The primary purpose of this is to serve as an educational textbook for a dedicated course on OCO and the convex optimization approach to machine learning. OCO has already had enough impact to appear in several surveys and introductory texts (Hazan 2011; Shalev-Shwartz 2011; Rakhlin 2009; Rakhlin and Sridharan 2014). We hope this compilation of material and exercises will further enrich the literature.
Books Structure
This book is intended to serve as a reference for a self-contained course for graduate students in computer science/electrical engineering/operations research/statistics and related fields. As such, its organization follows the structure of the course Decision Analysis, taught at the Technion, and later Theoretical Machine Learning, taught at Princeton University.

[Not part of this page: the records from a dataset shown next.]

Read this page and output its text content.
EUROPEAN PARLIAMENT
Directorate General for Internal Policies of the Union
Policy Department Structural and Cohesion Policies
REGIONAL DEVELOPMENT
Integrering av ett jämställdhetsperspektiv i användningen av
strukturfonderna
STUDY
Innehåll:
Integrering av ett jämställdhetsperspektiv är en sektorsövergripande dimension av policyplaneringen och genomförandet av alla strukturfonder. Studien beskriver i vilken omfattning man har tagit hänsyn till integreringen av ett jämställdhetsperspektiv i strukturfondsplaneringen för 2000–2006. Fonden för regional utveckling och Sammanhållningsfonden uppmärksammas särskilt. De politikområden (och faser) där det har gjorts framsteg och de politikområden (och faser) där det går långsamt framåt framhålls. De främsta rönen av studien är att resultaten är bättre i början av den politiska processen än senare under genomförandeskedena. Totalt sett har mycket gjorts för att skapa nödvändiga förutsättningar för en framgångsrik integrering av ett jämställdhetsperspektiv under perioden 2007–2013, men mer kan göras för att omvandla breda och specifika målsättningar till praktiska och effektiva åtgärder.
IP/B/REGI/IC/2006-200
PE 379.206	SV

Each chapter should take one or two weeks of classes, depending on the depth and breadth of the intended course. Chapter 1 is designed to be a teaser for the field, and thus it is less rigorous than the rest of the book.
Roughly speaking, the book can be conceived of as three units. The first, from chapters 2 through 4, contains the basic definitions, framework, and core algorithms for OCO. Chapters 5 to 7 contain more advanced algorithms and in-depth analysis of the framework and its extensions to other computational and information access models. The rest of the book deals with more advanced algorithms, more difficult settings, and relationships to well-known machine learning paradigms.
This book can assist educators in designing a complete course on the topic of OCO, or it can serve as a component in a comprehensive course on machine learning. An accompanying manual of solutions to selected exercises given in the book is available for educators only.
New in the Second Edition
The main additions to the second edition of this book include the following:
- Expanded coverage of optimization in chapter 2, with a unified gradient descent analysis of the Polyak stepsize.
- Expanded coverage of learning theory in chapter 9, with an introduction to compression and its use in generalization theory.
- An expanded chapter 4, with discussion of the exponential weighted optimizer for exp-concave loss functions.
- A revised chapter 5, with the addition of mirror descent analysis, as well as a revised section on adaptive gradient methods.
- New chapter 10 on the notion of adaptive regret and algorithms for OCO with near-optimal adaptive regret bounds.
- New chapter 11 on boosting and its relationship to OCO. Derivation of boosting algorithms from regret minimization.
- New chapter 12 on online boosting.
- New chapter 13 on Blackwell approachability and its strong connection to OCO.
In addition, numerous typos are fixed, exercises are corrected, and solutions to several questions have been made available in a separate manual for educators.
Acknowledgments
First Edition
First of all, I gratefully acknowledge the numerous contributions and insights from the students of the course Decision Analysis, given at the Technion during 20102014, as well as the students of Theoretical Machine Learning, a course taught at Princeton University during 20152016.